Muro’oka Farmhouse: A Tour of the Past
The Matsudai History Museum is housed in a historic building called the Muro’oka Farmhouse. The house is named after its original owners, an influential Tokamachi family of the late 1800s. The building’s zelkova-wood frame is older than the rest of the house and dates to the nineteenth century, and the family reused it when building their farmhouse in 1935. Today, both the exterior and interior are preserved so visitors can glimpse life in a snow-country farming household.

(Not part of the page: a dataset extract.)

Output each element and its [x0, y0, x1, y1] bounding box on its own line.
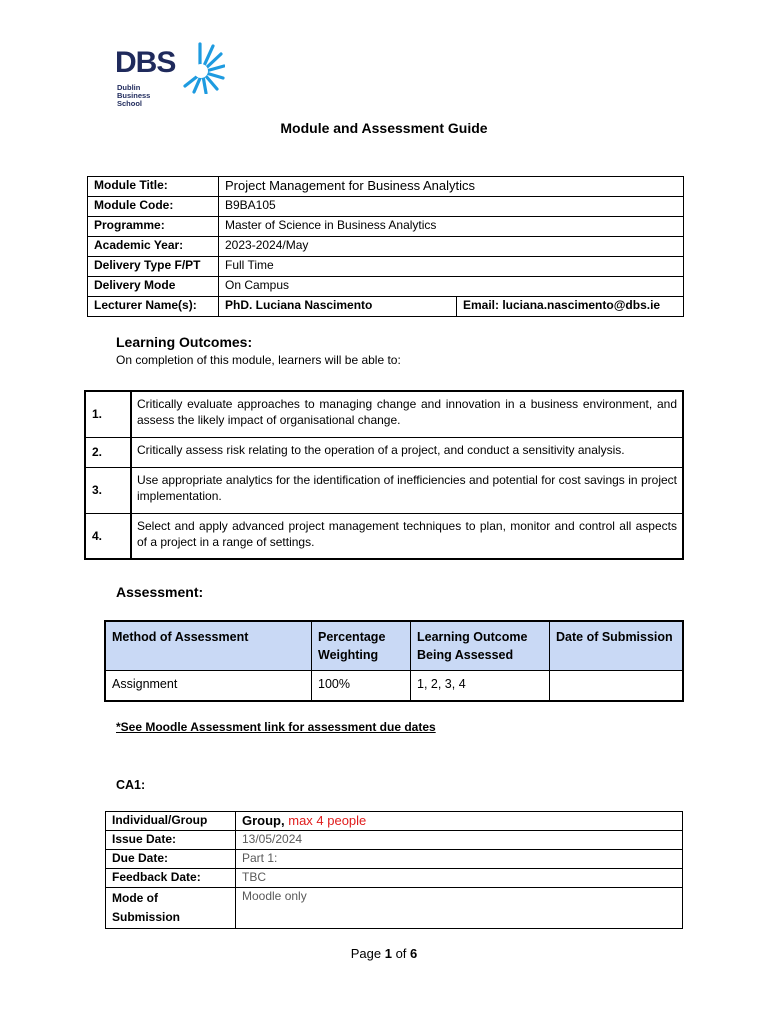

The two-story building was moved to its present location in 2009. It has many of the features distinctive of snow-country architecture, including a steep roof supported by massive, 10-meter-tall zelkova beams, large loft spaces for storing cloth- and straw-weaving materials, and high ceilings to draw up smoke from heating and cooking fires.
The floorplan follows a multi-room layout called chumon-zukuri that was common in snow country. Just inside the entrance is an expansive earthen-floored vestibule for shedding damp winter outerwear, and beside it is an indoor livestock pen to keep the farm animals from freezing. The vestibule leads directly to a raised tatami-floored room called the niwa, the heart of the house in chumon-zukuri. The room’s main feature is an irori hearth: a charcoal firepit set into the floor for warmth and cooking. Domestic life centered around the irori, and thus the house’s most-frequented rooms, such as the kitchen, bath, and living room, are conveniently arrayed around the niwa.
Inside are thousands of traditional tools, items of furniture, housewares, and art donated by local residents. The rooms are filled with implements of daily life from the late nineteenth and early twentieth centuries. The second floor has extensive exhibits on the history and significance of nearby Matsuo Shrine and a video with archival footage of its Nanatsu Mairi festival.
Volunteer guides are happy to give Japanese-speaking visitors an even more immersive experience, teaching them words in the local dialect, playing traditional games used to pass the time on long winter nights, and telling stories through a collection of black-and-white photos depicting life in snow country.